断点续传主要是模型序列化，然后重新加载模型继续训练，这个对于实际生产应用非常有帮助，可以实现在线实时训练．而不用丢失之前的训练进度．主要通过model.laod_weights函数来完成模型的加载，tensorflow的模型文件格式一般是ckpt文件

读取模型

checkponit_save_path="./checkponit/fashion.ckpt"
if os.path.exists(checkponit_save_path+".index"):
    print("------------load the model -------------")
    model.load_weights(checkponit_save_path)

保存模型

tf.keras.callbacks.ModelCheckpoint(
    filepath="路径文件名",
    save_weights_only=True/False,
    save_best_only=True/False
)

训练时调用

cp_callback=tf.keras.callbacks.ModelCheckpoint(filepath=checkponit_save_path
    save_weights_only=True,
    save_best_only=True
)
history=model.fit(x,y,batch_size=32,epochs=5,validation_data=(x_test,y_test),validation_freq=1,callbacks=[cp_callback])

自动停止训练

主要是实现一个callback的子类来获取实际中的参数来控制stop_training变量达到停止训练目的．

class MyCallback(tf.keras.callbacks.Callback):

    def on_epoch_end(self,epoch,logs={}):
        if (logs.get("loss")<0.25):
            print("n loss is low so cancel train")
            self.model.stop_training=True

代码实战

import tensorflow as tf
import numpy as np
import matplotlib.pyplot as plt

print(tf.__version__)
(train_x,train_y),(test_x,test_y)=tf.keras.datasets.fashion_mnist.load_data()

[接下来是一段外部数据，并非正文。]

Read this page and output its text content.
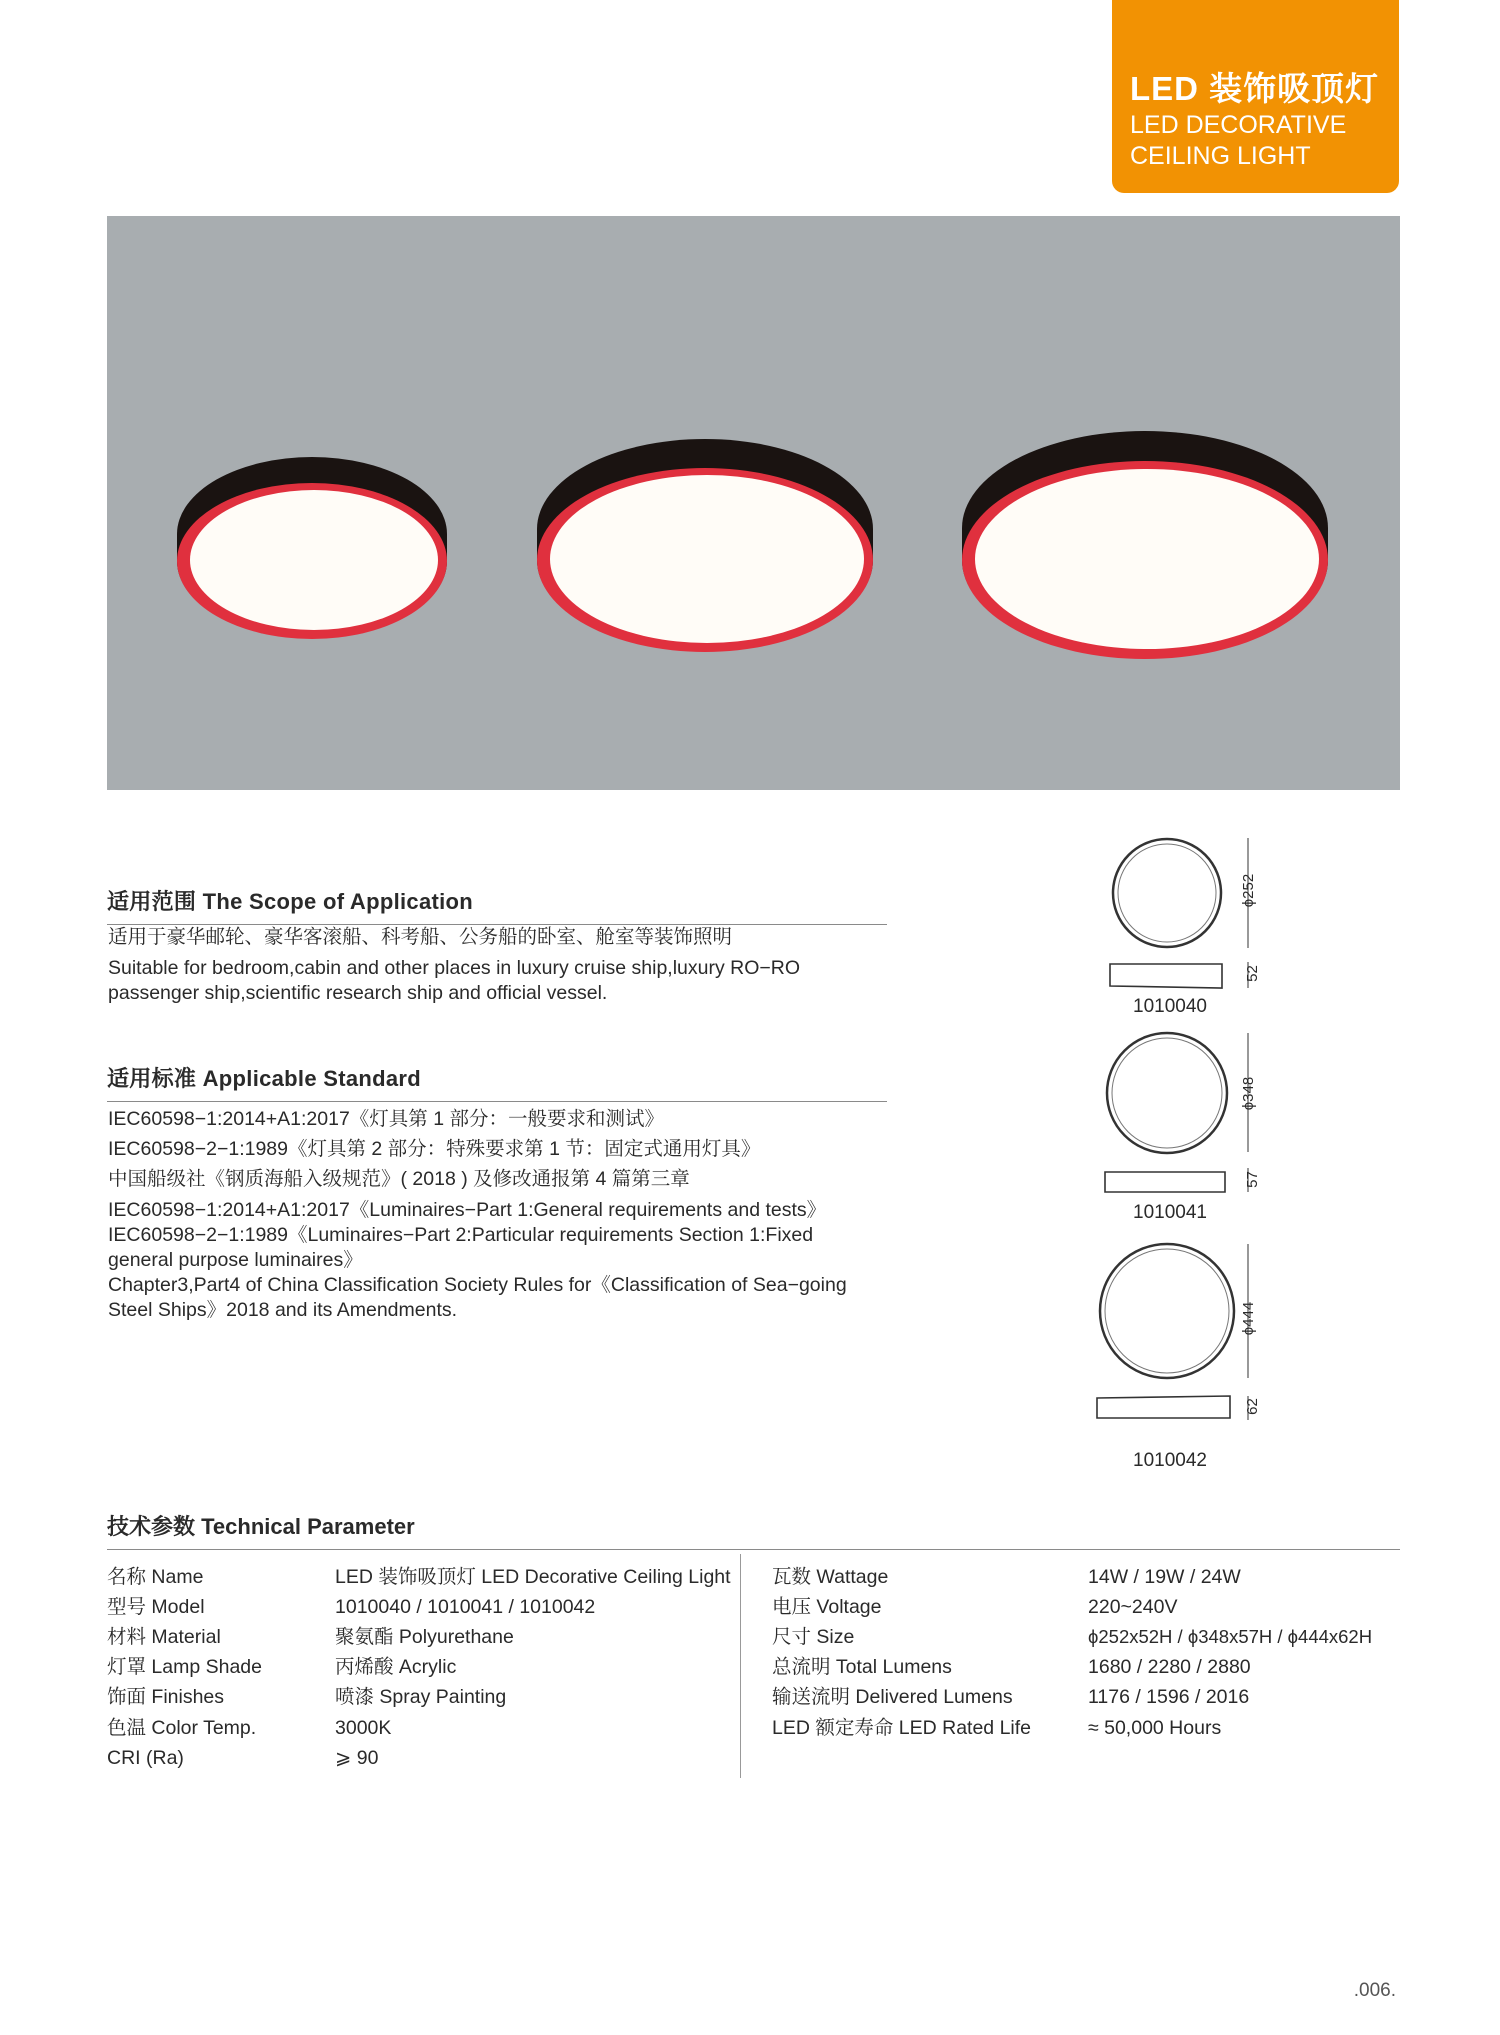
LED 装饰吸顶灯
LED DECORATIVE
CEILING LIGHT
适用范围 The Scope of Application
适用于豪华邮轮、豪华客滚船、科考船、公务船的卧室、舱室等装饰照明
Suitable for bedroom,cabin and other places in luxury cruise ship,luxury RO−RO
passenger ship,scientific research ship and official vessel.
适用标准 Applicable Standard
IEC60598−1:2014+A1:2017《灯具第 1 部分：一般要求和测试》
IEC60598−2−1:1989《灯具第 2 部分：特殊要求第 1 节：固定式通用灯具》
中国船级社《钢质海船入级规范》( 2018 ) 及修改通报第 4 篇第三章
IEC60598−1:2014+A1:2017《Luminaires−Part 1:General requirements and tests》
IEC60598−2−1:1989《Luminaires−Part 2:Particular requirements Section 1:Fixed
general purpose luminaires》
Chapter3,Part4 of China Classification Society Rules for《Classification of Sea−going
Steel Ships》2018 and its Amendments.
ϕ252
52
1010040
ϕ348
57
1010041
ϕ444
62
1010042
技术参数 Technical Parameter
名称 Name	LED 装饰吸顶灯 LED Decorative Ceiling Light
型号 Model	1010040 / 1010041 / 1010042
材料 Material	聚氨酯 Polyurethane
灯罩 Lamp Shade	丙烯酸 Acrylic
饰面 Finishes	喷漆 Spray Painting
色温 Color Temp.	3000K
CRI (Ra)	⩾ 90
瓦数 Wattage	14W / 19W / 24W
电压 Voltage	220~240V
尺寸 Size	ϕ252x52H / ϕ348x57H / ϕ444x62H
总流明 Total Lumens	1680 / 2280 / 2880
输送流明 Delivered Lumens	1176 / 1596 / 2016
LED 额定寿命 LED Rated Life	≈ 50,000 Hours
.006.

model=tf.keras.models.Sequential()
model.add(tf.keras.layers.Flatten(input_shape=(28,28)))
model.add(tf.keras.layers.Dense(128,activation=tf.nn.relu))
model.add(tf.keras.layers.Dense(10,activation=tf.nn.softmax))
model.compile(optimizer="adam",loss=tf.keras.losses.sparse_categorical_crossentropy,metrics=["accuracy"])

checkponit_save_path="/tmp/checkponit/fashion.ckpt"         
if os.path.exists(checkponit_save_path+".index"):
    print("------------load the model -------------")
    model.load_weights(checkponit_save_path)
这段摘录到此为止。